On June 16, gold rose during the Asian session after the United States Federal Reserve boosted its program of buying corporate debt. The strategy aims at combating the financial crisis of the COVID-19 pandemic as fears increase about a second wave of the infections.
Spot gold gained 0.3% to $1,730.05 per ounce by 0318 GMT after it had lost over 1% in the previous trading session. U.S. gold futures gained 0.6% to reach $1,737.80. ANZ analyst Daniel Hynes said:
“The Fed pushing ahead with further stimulus measures, including these corporate bonds, indicates that this type of monetary easing is going to continue for some time. There are enough concerns around the economic outlook to keep investor demand for gold pretty solid.”
Nonetheless, the improving risk sentiment might curtail more investor appetite for the precious metal, according to Hynes. Gold usually benefits from widespread stimulus measures from major central banks around the world; since it is widely seen as a hedge against currency debasement and economic inflation.
The Fed confirmed that it will begin purchasing corporate bonds on June 16 in the secondary market. That announcement sparked a risk-on move that sent the global stocks surging and weighed slightly on the US dollar. In that context, the Bank of Japan said that it plans to pump almost 110 trillion yen ($1 trillion) to the economy through its market operations and lending facilities.

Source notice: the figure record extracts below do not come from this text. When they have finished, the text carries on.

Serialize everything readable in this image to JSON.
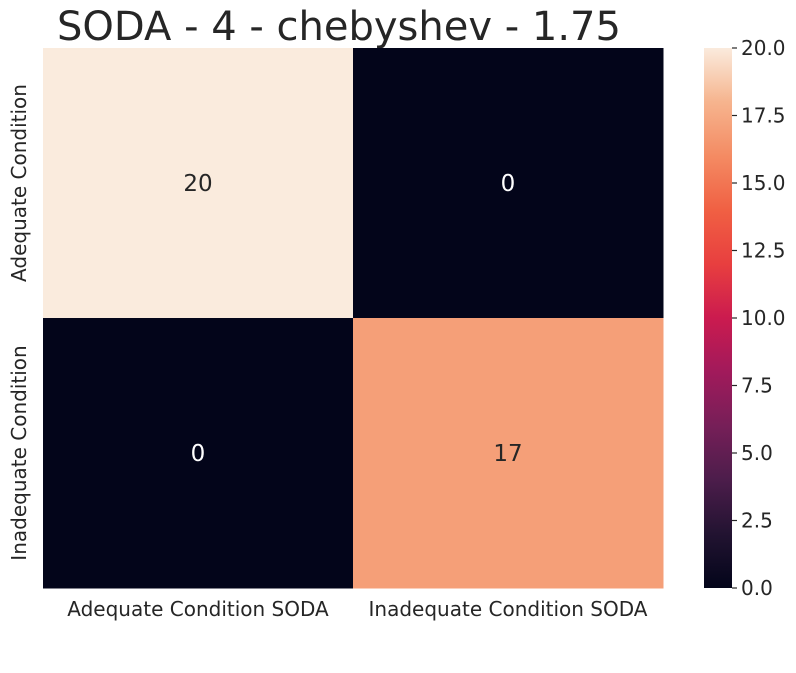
{
  "chart_data": {
    "type": "heatmap",
    "title": "SODA - 4 - chebyshev - 1.75",
    "xlabel": "",
    "ylabel": "",
    "x_categories": [
      "Adequate Condition SODA",
      "Inadequate Condition SODA"
    ],
    "y_categories": [
      "Adequate Condition",
      "Inadequate Condition"
    ],
    "values": [
      [
        20,
        0
      ],
      [
        0,
        17
      ]
    ],
    "annotations": [
      [
        "20",
        "0"
      ],
      [
        "0",
        "17"
      ]
    ],
    "colorbar": {
      "min": 0.0,
      "max": 20.0,
      "ticks": [
        "0.0",
        "2.5",
        "5.0",
        "7.5",
        "10.0",
        "12.5",
        "15.0",
        "17.5",
        "20.0"
      ],
      "colormap": "rocket"
    },
    "grid": false
  }
}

On June 15, the global cases of coronavirus surpassed 8 million and the infections exploded in Latin America. China and the United States are also facing what experts say might turn out to be fresh outbreaks. National Australia Bank economist, John Sharma, said:
“Increasing infections imply economic weakness, need for continued further economic (fiscal and monetary support), which are all supportive of gold.”
Also, palladium climbed 2.1% to trade at $1,947.37 per ounce. On its part, platinum gained 1.2% to reach $820.68, having dipped to a one-month low on June 15. Silver lost 0.3% to settle at $17.37 but managed to hold above the last session’s near three-week low.